Softie : Le poids de nos convictions

Kenya, 2020
Note: ★★★★★

Gagnant du prix du meilleur montage catégorie documentaire international à Sundance et présenté dans le cadre de la 16e édition des Rencontres internationales du documentaire de Montréal, le premier long métrage du réalisateur kényan Sam Soko est un film bouleversant à tous points de vue. Racontant le choix déchirant que doit faire le militant et photojournaliste Boniface Mwangi (Softie) entre sa famille et sa patrie, le film dresse un portrait double : celui de la famille de Boniface et celui d’un Kenya paralysé sous la corruption politique.

Softie, le militant

En 2007, reconnu pour son fascinant travail de photojournalisme, Boniface est chargé de couvrir en vidéo les manifestations post-politiques. « 2007 was a life-changing year for me. Immediately after they announced the elections, there was burning and violence » nous raconte-t-il. Pendant plusieurs mois, au travers de ses photos et de ses vidéos, Softie décrit les violences qui ont lieu dans son pays. Mais sa frustration grandit, car ses publications sont refoulées, prétextant trop de sang, trop de violence. Au début de l’année 2008, alors que les opposants politiques signent un traité de paix, Softie démissionne, le cœur lourd de voir tant d’hypocrisie.

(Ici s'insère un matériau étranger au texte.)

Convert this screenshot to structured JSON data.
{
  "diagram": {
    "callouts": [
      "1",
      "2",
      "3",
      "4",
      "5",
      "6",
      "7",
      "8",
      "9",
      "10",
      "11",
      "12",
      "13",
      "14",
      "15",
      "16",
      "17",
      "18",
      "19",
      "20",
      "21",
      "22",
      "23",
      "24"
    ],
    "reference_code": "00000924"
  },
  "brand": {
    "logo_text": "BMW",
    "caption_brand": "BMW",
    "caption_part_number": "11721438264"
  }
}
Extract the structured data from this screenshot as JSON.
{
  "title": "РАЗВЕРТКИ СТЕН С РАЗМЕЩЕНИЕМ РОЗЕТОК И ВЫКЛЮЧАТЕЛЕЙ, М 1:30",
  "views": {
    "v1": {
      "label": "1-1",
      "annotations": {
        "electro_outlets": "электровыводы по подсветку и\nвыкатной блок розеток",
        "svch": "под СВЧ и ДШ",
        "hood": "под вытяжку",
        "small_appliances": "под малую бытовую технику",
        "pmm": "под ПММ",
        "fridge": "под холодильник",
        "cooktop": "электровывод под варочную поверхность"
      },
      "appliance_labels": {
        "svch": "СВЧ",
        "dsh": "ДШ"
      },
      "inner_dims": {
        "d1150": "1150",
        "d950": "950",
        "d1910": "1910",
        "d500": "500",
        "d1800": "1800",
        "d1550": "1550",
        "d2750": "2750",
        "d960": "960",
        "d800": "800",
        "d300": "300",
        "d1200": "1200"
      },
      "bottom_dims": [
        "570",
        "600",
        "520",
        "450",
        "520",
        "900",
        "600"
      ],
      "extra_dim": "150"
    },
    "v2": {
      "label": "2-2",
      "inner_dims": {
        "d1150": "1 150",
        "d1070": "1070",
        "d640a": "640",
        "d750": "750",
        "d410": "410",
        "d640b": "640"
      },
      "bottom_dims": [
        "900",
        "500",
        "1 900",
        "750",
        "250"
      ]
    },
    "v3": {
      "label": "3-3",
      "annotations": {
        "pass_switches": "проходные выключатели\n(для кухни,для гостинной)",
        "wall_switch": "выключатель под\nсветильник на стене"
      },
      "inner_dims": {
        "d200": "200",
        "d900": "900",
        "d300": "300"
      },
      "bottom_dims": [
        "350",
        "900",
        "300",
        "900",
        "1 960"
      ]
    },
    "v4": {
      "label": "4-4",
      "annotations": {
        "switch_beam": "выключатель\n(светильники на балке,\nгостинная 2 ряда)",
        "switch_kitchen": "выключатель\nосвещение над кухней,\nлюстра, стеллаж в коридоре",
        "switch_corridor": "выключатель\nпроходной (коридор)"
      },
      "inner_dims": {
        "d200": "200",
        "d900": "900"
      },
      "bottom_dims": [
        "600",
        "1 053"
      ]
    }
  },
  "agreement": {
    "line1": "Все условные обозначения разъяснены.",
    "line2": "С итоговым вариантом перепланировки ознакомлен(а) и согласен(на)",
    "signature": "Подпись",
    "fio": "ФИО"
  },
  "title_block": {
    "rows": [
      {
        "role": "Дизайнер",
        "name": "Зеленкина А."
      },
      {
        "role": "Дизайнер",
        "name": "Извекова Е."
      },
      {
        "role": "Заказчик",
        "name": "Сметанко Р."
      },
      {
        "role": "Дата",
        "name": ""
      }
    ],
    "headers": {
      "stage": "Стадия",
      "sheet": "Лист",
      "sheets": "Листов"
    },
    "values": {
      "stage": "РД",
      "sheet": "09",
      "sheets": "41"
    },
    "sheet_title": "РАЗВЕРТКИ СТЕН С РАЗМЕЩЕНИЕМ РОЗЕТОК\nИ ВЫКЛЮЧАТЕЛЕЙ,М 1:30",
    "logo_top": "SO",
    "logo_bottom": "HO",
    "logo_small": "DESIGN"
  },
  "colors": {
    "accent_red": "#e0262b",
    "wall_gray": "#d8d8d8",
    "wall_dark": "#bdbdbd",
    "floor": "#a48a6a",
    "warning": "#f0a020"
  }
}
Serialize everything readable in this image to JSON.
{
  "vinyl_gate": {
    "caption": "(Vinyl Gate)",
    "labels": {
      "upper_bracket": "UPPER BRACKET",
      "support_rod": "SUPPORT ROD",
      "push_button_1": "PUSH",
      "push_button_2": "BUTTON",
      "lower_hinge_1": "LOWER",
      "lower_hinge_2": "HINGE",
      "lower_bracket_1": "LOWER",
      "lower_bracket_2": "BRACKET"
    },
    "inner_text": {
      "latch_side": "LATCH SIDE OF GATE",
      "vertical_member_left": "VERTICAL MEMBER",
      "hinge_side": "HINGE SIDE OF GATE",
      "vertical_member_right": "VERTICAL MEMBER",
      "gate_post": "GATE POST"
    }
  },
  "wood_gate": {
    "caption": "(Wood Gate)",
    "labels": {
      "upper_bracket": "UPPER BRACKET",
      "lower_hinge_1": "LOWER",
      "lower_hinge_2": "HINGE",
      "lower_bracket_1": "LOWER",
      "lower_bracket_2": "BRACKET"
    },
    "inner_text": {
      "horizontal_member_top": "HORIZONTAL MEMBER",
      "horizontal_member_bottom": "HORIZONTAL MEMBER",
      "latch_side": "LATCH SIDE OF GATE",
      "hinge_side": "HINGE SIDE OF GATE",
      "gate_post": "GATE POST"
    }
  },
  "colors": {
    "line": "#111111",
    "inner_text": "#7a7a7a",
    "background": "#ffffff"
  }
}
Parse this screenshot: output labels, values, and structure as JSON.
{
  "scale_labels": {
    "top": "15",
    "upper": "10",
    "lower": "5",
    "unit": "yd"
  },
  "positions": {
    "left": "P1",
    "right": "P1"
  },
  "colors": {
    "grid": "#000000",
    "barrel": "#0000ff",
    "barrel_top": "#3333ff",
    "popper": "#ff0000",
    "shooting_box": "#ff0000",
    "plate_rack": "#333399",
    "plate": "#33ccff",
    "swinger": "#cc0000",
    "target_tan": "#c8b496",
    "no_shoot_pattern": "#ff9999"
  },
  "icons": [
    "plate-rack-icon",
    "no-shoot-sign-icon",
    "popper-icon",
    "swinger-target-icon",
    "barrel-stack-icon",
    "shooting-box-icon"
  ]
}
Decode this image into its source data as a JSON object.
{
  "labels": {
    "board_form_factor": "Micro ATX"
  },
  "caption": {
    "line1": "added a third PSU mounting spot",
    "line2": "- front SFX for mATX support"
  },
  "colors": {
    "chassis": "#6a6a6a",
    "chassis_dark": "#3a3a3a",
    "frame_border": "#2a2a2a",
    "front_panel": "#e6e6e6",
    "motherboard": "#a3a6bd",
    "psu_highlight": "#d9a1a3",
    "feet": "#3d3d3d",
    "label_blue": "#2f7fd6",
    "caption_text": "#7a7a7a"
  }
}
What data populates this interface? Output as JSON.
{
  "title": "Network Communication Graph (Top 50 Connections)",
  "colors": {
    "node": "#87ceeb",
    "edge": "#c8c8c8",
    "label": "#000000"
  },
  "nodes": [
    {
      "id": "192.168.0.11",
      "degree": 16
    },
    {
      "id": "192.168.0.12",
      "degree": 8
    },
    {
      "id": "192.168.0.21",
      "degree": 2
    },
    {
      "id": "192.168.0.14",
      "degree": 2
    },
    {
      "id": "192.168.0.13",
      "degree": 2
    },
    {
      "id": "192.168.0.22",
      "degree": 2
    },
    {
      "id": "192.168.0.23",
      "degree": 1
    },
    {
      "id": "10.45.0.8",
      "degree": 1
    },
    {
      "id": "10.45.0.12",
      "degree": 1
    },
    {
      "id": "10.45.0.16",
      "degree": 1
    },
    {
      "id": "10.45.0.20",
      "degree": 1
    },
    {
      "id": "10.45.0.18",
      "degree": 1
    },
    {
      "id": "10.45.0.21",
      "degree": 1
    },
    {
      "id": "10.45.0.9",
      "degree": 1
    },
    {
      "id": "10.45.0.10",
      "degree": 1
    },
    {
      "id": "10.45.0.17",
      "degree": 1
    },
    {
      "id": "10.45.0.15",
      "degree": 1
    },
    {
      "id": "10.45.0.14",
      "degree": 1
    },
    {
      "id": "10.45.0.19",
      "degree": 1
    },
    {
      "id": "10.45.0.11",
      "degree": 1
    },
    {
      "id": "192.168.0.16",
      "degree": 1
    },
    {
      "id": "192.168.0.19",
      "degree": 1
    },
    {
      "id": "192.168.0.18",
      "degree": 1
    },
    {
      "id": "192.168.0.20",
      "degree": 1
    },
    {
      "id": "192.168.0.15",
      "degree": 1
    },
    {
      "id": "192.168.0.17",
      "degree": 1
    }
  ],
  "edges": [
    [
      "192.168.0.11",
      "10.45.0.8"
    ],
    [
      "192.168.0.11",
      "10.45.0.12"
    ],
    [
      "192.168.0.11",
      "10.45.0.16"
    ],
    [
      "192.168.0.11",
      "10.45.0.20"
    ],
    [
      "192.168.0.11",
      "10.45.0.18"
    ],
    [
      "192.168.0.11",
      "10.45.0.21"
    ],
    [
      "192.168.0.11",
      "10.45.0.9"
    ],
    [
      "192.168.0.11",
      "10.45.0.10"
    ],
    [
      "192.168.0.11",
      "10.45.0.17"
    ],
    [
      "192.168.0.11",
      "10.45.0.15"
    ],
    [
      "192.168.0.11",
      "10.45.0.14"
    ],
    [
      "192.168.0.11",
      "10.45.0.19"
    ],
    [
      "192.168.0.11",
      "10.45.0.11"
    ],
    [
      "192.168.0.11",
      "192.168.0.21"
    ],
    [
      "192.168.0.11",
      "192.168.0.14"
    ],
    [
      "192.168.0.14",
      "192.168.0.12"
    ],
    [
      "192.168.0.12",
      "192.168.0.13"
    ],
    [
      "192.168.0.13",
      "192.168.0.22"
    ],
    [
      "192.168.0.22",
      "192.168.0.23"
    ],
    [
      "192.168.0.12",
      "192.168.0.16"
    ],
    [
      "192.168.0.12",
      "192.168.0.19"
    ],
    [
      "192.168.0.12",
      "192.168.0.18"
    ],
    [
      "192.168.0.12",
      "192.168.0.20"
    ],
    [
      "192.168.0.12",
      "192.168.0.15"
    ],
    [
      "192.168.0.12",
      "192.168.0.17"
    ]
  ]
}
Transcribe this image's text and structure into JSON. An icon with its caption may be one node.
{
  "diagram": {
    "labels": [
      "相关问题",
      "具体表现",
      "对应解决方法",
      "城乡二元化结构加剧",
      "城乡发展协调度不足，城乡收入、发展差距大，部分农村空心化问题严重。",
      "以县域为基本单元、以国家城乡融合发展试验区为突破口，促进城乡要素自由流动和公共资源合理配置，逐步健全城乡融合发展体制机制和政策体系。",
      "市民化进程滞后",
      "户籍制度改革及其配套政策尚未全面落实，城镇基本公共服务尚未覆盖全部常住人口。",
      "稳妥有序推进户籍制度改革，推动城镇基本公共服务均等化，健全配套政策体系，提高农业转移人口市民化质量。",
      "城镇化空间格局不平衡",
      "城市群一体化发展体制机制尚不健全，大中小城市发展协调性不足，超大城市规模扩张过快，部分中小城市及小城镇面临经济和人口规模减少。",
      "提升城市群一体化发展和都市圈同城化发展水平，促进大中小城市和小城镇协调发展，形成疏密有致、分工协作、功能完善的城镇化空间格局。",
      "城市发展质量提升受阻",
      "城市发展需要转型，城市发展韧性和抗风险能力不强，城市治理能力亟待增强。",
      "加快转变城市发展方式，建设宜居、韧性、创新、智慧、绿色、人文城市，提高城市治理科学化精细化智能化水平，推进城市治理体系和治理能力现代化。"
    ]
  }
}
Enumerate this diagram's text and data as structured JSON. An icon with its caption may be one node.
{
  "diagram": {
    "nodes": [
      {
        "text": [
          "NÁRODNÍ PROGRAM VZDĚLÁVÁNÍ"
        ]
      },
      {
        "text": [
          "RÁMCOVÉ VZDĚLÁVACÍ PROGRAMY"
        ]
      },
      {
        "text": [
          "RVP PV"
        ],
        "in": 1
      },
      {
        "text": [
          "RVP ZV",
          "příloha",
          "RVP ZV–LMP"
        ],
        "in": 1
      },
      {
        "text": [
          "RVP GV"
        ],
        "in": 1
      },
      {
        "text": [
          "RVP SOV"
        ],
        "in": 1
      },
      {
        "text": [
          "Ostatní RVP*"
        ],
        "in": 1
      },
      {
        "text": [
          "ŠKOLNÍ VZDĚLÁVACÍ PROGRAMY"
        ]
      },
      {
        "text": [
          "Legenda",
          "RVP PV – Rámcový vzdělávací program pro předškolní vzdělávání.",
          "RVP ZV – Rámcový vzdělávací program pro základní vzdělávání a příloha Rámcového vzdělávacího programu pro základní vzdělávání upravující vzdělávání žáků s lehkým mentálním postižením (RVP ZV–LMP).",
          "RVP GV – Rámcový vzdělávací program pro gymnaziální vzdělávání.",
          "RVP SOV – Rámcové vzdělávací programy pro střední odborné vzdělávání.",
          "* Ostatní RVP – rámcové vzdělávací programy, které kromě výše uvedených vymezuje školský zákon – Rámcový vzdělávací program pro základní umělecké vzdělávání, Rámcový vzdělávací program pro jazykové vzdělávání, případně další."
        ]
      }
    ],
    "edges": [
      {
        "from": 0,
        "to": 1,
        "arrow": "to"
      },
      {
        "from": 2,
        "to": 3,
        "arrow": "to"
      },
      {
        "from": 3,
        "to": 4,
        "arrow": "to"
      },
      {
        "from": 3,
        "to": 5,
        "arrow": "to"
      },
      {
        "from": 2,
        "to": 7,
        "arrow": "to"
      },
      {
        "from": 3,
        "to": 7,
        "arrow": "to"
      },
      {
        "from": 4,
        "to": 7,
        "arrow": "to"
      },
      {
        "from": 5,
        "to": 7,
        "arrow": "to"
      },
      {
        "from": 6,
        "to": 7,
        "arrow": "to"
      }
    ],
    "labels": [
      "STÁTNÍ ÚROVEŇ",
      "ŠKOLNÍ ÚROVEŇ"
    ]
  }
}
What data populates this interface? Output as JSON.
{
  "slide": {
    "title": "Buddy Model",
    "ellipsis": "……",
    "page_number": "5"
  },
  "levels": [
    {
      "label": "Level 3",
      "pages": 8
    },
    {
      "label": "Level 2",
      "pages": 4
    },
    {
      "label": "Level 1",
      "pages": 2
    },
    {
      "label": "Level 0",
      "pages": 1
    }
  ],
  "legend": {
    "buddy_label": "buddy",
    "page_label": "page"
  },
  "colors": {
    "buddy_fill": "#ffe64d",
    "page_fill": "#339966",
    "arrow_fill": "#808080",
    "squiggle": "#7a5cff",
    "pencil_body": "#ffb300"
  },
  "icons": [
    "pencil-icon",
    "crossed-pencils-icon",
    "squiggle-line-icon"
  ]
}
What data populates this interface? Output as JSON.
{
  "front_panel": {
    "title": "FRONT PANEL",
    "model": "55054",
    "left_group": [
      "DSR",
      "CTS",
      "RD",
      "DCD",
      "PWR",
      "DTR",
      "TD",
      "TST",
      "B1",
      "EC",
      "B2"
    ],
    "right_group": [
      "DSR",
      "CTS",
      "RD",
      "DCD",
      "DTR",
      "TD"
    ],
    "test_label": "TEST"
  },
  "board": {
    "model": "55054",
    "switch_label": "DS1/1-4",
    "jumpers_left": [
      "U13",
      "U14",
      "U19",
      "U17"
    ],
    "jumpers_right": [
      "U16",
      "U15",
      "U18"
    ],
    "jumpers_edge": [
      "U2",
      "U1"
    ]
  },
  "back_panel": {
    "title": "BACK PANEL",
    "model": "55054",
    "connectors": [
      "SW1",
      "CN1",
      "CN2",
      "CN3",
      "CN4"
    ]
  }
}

L’origine des tribus kényanes

« For Kenyans, your tribe betrays you. That means that when I meet you and ask you “ what’s your name ? ” […] They want to get your last name, so that they know how to place you tribally. And so the identity in Kenyan politics is not nationalism, patriotism, core values, a bigger vision for a better Kenya. The identity of this country is tribe. Your last name defines you » nous explique Boniface, indigné. Résidus permanents du colonialisme, cette hiérarchie des tribus, instaurée par les Anglais, fût catégorisée dans différents rôles. « Kikuyus are money lovers. Kambas are loyal servants. Luhyas are cooks and watchmen. All these descriptions were actually done by the British » poursuit Softie. Le 12 décembre 1963, le Kenya obtient son indépendance. Le premier homme politique à la suite de l’indépendance, le Premier ministre Jomo Kenyatta, issue des Kikuyus, décide de nommer cette tribu comme le clan suprême, cristallisant ainsi une hiérarchie issue de la colonisation britannique.

Un saut dans la politique

Troublé par les différentes manifestations auxquelles il participe, parfois avec sa femme, parfois sans, Boniface décide de se lancer en politique, visant le poste de député. L’enjeu est grand, car pour lui, la politique est remplie de cochons hypocrites. Deviendra-t-il l’un d’entre eux? C’est la question que lui pose une personne dans la rue, le mettant du même coup en garde contre le pouvoir de l’argent et contre son aveuglement possible. Quelques jours seulement suffisent à lui faire comprendre que le vote des citoyens est facilement monnayable lorsqu’il voit son rival acheter des votes pour aussi peu que quelques t-shirts.

L’enjeu familial

Or, pour le spectateur, l’enjeu du film n’est plus seulement le futur politique du Kenya, mais le combat que Njeri Mwandi, la femme de Boniface, mène auprès de son mari pour qu’il mette sa famille en priorité. « I have given my [children] my life. You have given your country your life. So maybe now, you give your children your life. Then after that, you can give the country what is left, instead of giving your children what is left ». Pour Njeri, Dieu vient le premier dans son ordre des priorités, ensuite la famille, ensuite le pays. Mais c’est avec dépit qu’elle constate que pour son mari Boniface, le pays vient avant les autres, Dieu et la famille. Le réalisateur Sam Soko, utilisant les vidéos d’archives avec grande finesse, suit donc le quotidien de cette jeune famille sur plusieurs années, transformant ce documentaire en une formidable, mais touchante et difficile épopée.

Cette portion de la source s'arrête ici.